Yes, I’m stepping away from pure coding concepts once again (sorry, I know the name of the Blog can be misleading sometimes… Think of all these sysadmin entries as prepping a working environment for our future data analysis exercises ;))
This bit is more about general thoughts & concepts on maintaining a running environment as it grows more and more complex, be it my simple “home lab server” or in “real life”. No R code for today, but I thought the ideas here were relevant. I hope you won’t mind.
The sysadmin
So first off, remove unused packages (I don’t really get why I would want the pastebinit package on my server, but maybe I should have gone for another Ubuntu version, instead of Server 20.04…)
One thing is to get up and ready fast (Ubuntu has always installed just fine for me), and another is to keep unnecessary services and packages (the more stuff is in there, the more “attack surface”). So I removed a few things a couple of weeks ago (only those I was comfortable wouldn’t break anything…):
pastebinit, bind9-host (and al.), postfix (if I need it later, I’ll install it again).
Then apt-get autoremove to get rid of unused dependencies.
Note: While at it, remember to apt-get update and dist-upgrade from time to time. I personally like to add that to my crontab. If anything breaks, this is a lab, so not too worried about it.
OK. Another thing: fprobe had been running non-stop since I installed it. That takes up some space. So I added an entry in my crontab to delete anything created up until midnight. Yes, that limits greatly future analysis, but I’ll get to that (I won’t probably really need all the netflows for analysis, as long as I am capable of storing some sort of summary). And if I really need to keep them all, I can always remove the entry from the crontab, this is a lab after all…
A few minutes looking at the output of /var/log/syslog, then htop, then lsof…
Through lsof, I found “ModemManager”, and I really don’t know why I need it, so I go on and disable it.
Same for snapd (what I have read about it sounds nice, but as of yet I have never used it… Off you go). That one was a bit trickier, but I found help here:
https://www.kevin-custer.com/blog/disabling-snaps-in-ubuntu-20-04/
Anyway, I could go on, but that’s boring to you, and I’m pretty happy with the overall system status for now.
The security-conscious
I check from time to time that there is nothing weird listening for connections on my server:
netstat -pan | grep -i listen
Then although one is obviously never 100% sure, and just in case, I go the extra mile and add a rootkit check with rkhunter (well, if this is going to be a security check at home, I might as well do that too):
apt-get install rkhunter rkhunter --propupd rkhunter --check
One can then check the results in:
/var/log/rkhunter.log
I might want to process this output at a later stage using my R dashboards, who knows…
Side note: Now that I have my server intercepting all DNS queries from my laptop(s) and mobile phone, I thought it would be good to check a bit what was happening there…

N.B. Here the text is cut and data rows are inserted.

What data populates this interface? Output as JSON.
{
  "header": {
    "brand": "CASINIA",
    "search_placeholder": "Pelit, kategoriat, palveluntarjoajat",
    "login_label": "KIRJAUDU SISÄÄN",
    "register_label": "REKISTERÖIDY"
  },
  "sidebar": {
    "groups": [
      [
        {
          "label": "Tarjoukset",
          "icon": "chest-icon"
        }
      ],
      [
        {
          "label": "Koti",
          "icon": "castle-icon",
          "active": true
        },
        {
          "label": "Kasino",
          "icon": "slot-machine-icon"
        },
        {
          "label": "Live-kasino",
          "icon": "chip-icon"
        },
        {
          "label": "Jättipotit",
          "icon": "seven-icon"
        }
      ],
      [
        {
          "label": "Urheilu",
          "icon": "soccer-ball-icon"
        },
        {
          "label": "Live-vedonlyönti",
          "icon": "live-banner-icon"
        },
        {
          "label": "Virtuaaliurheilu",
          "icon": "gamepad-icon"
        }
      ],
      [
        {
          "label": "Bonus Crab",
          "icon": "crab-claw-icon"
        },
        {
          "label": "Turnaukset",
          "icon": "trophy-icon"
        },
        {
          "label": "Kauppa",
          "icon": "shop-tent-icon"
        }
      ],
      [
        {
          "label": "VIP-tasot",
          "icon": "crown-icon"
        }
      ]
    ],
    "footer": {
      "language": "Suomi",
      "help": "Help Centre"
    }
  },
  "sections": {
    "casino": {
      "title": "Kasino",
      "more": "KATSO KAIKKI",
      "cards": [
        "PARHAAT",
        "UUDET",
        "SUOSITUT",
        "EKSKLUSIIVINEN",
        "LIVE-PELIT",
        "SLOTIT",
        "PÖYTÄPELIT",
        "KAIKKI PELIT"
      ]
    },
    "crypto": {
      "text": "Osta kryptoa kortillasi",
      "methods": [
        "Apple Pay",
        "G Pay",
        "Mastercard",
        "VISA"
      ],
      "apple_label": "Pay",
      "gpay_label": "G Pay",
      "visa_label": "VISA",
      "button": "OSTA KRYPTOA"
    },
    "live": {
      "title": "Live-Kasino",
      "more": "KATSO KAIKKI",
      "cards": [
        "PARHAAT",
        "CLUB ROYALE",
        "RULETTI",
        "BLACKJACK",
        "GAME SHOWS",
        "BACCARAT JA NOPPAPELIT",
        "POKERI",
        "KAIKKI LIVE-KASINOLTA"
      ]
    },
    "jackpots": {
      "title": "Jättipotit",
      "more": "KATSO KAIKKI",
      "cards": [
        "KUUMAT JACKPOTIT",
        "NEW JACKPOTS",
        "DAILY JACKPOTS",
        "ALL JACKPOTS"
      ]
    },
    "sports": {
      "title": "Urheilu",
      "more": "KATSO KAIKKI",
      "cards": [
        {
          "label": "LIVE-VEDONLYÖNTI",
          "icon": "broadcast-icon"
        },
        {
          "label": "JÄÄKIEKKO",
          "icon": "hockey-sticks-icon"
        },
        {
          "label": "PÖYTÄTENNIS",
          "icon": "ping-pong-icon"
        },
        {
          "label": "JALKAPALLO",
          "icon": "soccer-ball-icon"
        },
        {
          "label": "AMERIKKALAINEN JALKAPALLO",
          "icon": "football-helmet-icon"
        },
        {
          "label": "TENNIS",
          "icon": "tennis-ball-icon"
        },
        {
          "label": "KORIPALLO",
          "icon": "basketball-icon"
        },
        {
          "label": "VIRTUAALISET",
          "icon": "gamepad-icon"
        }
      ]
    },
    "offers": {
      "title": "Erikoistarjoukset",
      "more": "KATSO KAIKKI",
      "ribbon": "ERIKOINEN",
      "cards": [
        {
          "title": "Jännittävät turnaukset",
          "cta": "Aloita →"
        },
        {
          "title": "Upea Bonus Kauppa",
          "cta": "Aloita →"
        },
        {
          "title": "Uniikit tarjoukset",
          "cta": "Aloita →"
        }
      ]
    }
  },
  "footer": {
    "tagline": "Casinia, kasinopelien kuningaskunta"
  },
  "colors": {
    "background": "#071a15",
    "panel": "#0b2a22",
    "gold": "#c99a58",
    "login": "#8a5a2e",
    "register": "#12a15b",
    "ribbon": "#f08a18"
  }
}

I found a few preoccupying entries, of random-looking names with no TLD:
egrep "query\[A\] [a-z]+ " syslog.*
That was a first for me. So limiting all my connections as much as I could, I tried to reproduce the thing… Thank Goodness, it “just” Chrome testing DNS connectivity for single word searches in the navigation bar (or so I found). Anyway, everything seem to be OK. Next up, a reboot to double check I didn’t break anything, and as little effort as that all was, I feel better and liberated a bit. I can now re-focus on coding.
These are just two or three things from the “top of my head” that I did a few nights ago, and thought I would share, for the following reason…
My general thoughts about “Muda”
There is always room for improvement, as tiny as it might be (I guess this could be associated with the “kaizen” concept). And it’s good to stop and do some tidying up from time to time, as (I believe) it makes things more sustainable in the long run.
I also believe that the concept of “technical debt” goes way beyond coding practices (I definitely do NOT consider myself an “expert” in either systems administration or coding, by the way).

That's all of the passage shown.